As executive vice president and chief legal officer of the community-management firm Associa, Paul Reyes has had to learn to multitask.

Reyes says he supervises a legal department that includes five attorneys in Associa’s Dallas headquarters and four other attorneys around the country, and he also hires and oversees outside counsel.

But his work is not limited to the legal department. Reyes says he has had the opportunity to launch an abstract company, a title company and a third-party collection organization. In addition, Reyes says he has spearheaded his company’s acquisitions of some of the largest community management firms in the United States, Canada and Mexico.

To keep fit and cope with the pressures of his job, he participates in amateur boxing and says he tries to compete in at least one tournament a year.

"It’s a great stress reliever . . . something completely different from practicing law," Reyes says.

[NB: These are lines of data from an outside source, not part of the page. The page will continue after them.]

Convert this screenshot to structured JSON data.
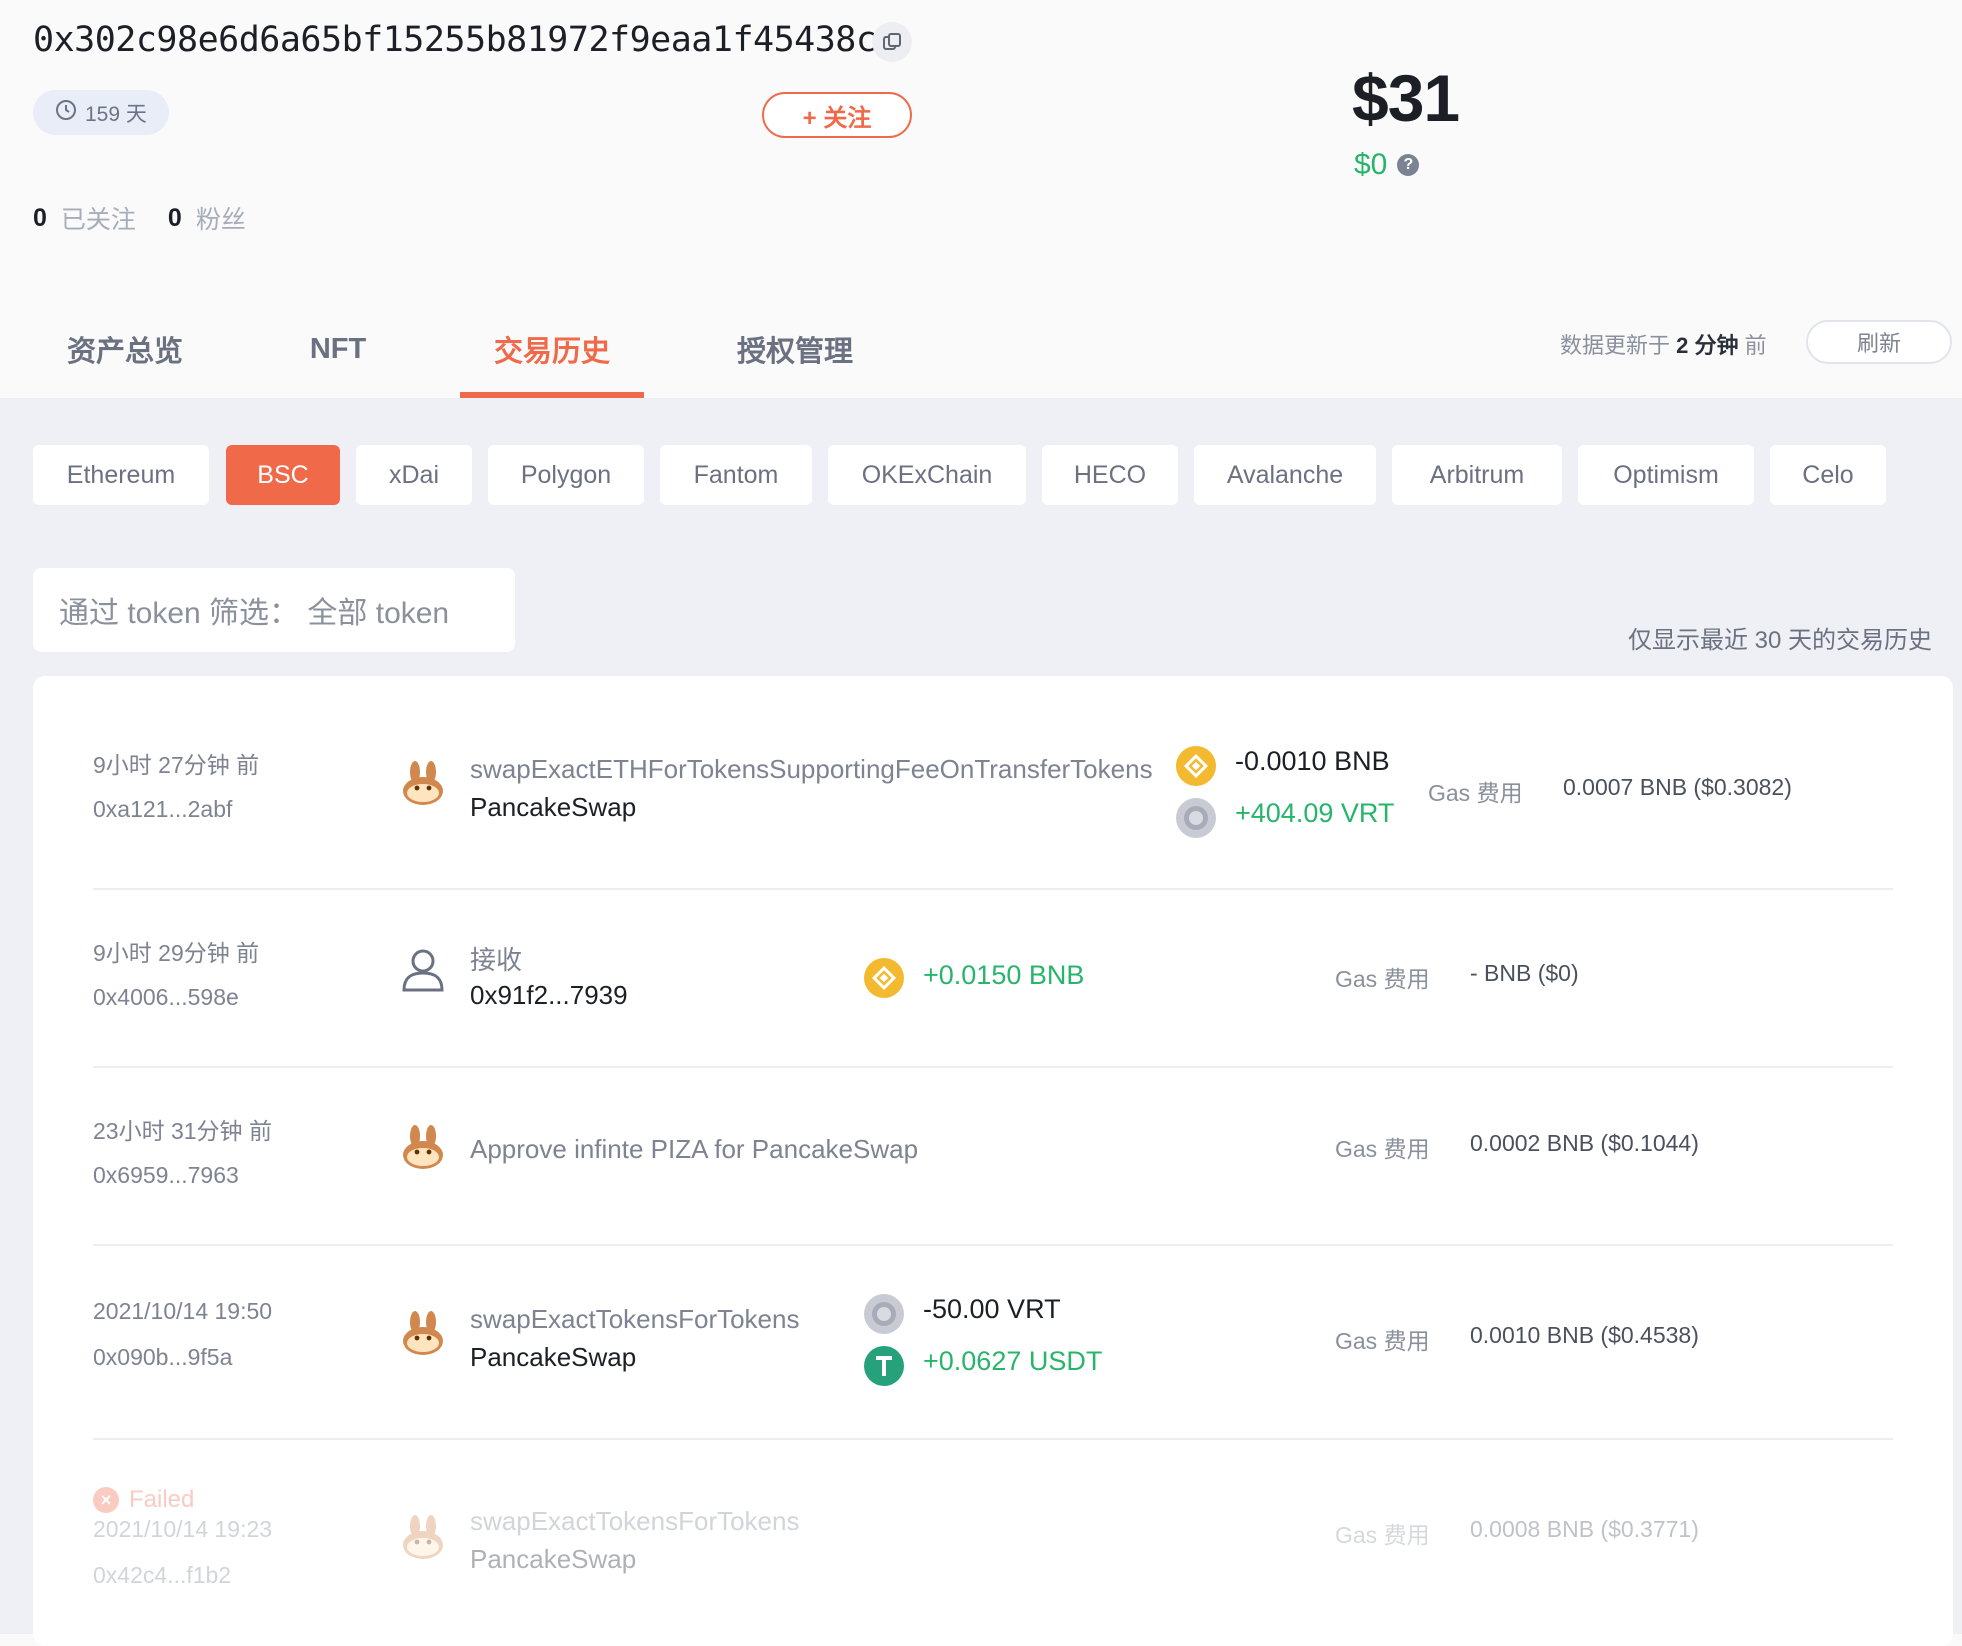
{
  "header": {
    "address": "0x302c98e6d6a65bf15255b81972f9eaa1f45438c8",
    "days": "159 天",
    "follow_button": "+ 关注",
    "total_usd": "$31",
    "change_usd": "$0",
    "following_count": "0",
    "following_label": "已关注",
    "followers_count": "0",
    "followers_label": "粉丝"
  },
  "tabs": [
    "资产总览",
    "NFT",
    "交易历史",
    "授权管理"
  ],
  "active_tab": "交易历史",
  "updated": {
    "prefix": "数据更新于",
    "value": "2 分钟",
    "suffix": "前"
  },
  "refresh_label": "刷新",
  "chains": [
    "Ethereum",
    "BSC",
    "xDai",
    "Polygon",
    "Fantom",
    "OKExChain",
    "HECO",
    "Avalanche",
    "Arbitrum",
    "Optimism",
    "Celo"
  ],
  "active_chain": "BSC",
  "filter_label": "通过 token 筛选： 全部 token",
  "note": "仅显示最近 30 天的交易历史",
  "gas_label": "Gas 费用",
  "transactions": [
    {
      "time": "9小时 27分钟 前",
      "hash": "0xa121...2abf",
      "icon": "pancakeswap-icon",
      "method": "swapExactETHForTokensSupportingFeeOnTransferTokens",
      "protocol": "PancakeSwap",
      "amounts": [
        {
          "token_icon": "bnb-icon",
          "text": "-0.0010 BNB",
          "sign": "neg"
        },
        {
          "token_icon": "vrt-icon",
          "text": "+404.09 VRT",
          "sign": "pos"
        }
      ],
      "gas": "0.0007 BNB ($0.3082)"
    },
    {
      "time": "9小时 29分钟 前",
      "hash": "0x4006...598e",
      "icon": "user-icon",
      "method": "接收",
      "protocol": "0x91f2...7939",
      "amounts": [
        {
          "token_icon": "bnb-icon",
          "text": "+0.0150 BNB",
          "sign": "pos"
        }
      ],
      "gas": "- BNB ($0)"
    },
    {
      "time": "23小时 31分钟 前",
      "hash": "0x6959...7963",
      "icon": "pancakeswap-icon",
      "method": "Approve infinte PIZA for PancakeSwap",
      "protocol": "",
      "amounts": [],
      "gas": "0.0002 BNB ($0.1044)"
    },
    {
      "time": "2021/10/14 19:50",
      "hash": "0x090b...9f5a",
      "icon": "pancakeswap-icon",
      "method": "swapExactTokensForTokens",
      "protocol": "PancakeSwap",
      "amounts": [
        {
          "token_icon": "vrt-icon",
          "text": "-50.00 VRT",
          "sign": "neg"
        },
        {
          "token_icon": "usdt-icon",
          "text": "+0.0627 USDT",
          "sign": "pos"
        }
      ],
      "gas": "0.0010 BNB ($0.4538)"
    },
    {
      "status": "Failed",
      "time": "2021/10/14 19:23",
      "hash": "0x42c4...f1b2",
      "icon": "pancakeswap-icon",
      "method": "swapExactTokensForTokens",
      "protocol": "PancakeSwap",
      "amounts": [],
      "gas": "0.0008 BNB ($0.3771)"
    }
  ],
  "colors": {
    "accent": "#f06a4a",
    "positive": "#28b46b",
    "bnb": "#f3ba2f",
    "usdt": "#26a17b"
  }
}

Reyes began his legal career at the Texas Capitol. After graduating from Tulane Law School in 2002, he joined the staff of state Sen. John Carona, R-Dallas, serving as legislative committee director and staff attorney. During his time at the Legislature, he learned diplomacy and how to identify and leverage his resources and people, Reyes writes in an email.

Reyes still works for Carona, who founded Associa in 1979 and serves as its CEO. The company now operates in 26 states.

"I have been able to see such dramatic growth," Reyes says.

Reyes says he has completed more than 50 acquisitions since joining Associa in 2005. In May 2012, he helped Associa secure the purchase of Baywest Management Corp., headquartered in Vancouver, British Columbia, which he says is the largest community management firm in Canada.

Although Reyes often retains outside counsel to handle litigation, he typically makes the major decisions in a case.

Michael A. McCabe, a partner in Munck Wilson Mandala in Dallas, says that he has handled litigation for Associa since late 2009, often working on employment-related cases.

"What’s awesome about working with Paul is he will very quickly make a decision," McCabe says. "He’s very adept at identifying issues . . . and coming up with a solution."

Despite a busy schedule, Reyes finds time to do pro bono work for the Golden Gloves organization. Reyes says that in 2011, boxers in some clubs raised objections to military personnel competing in the San Antonio Regional Golden Gloves Tournament.

"There was some confusion about who would be allowed to fight," he says.

Reyes says he helped Skip Wilson, the tournament director, in interpreting the rules of Golden Gloves and the United States Boxing Federation to determine if military personnel could compete.

In the end, military personnel got to fight, he says.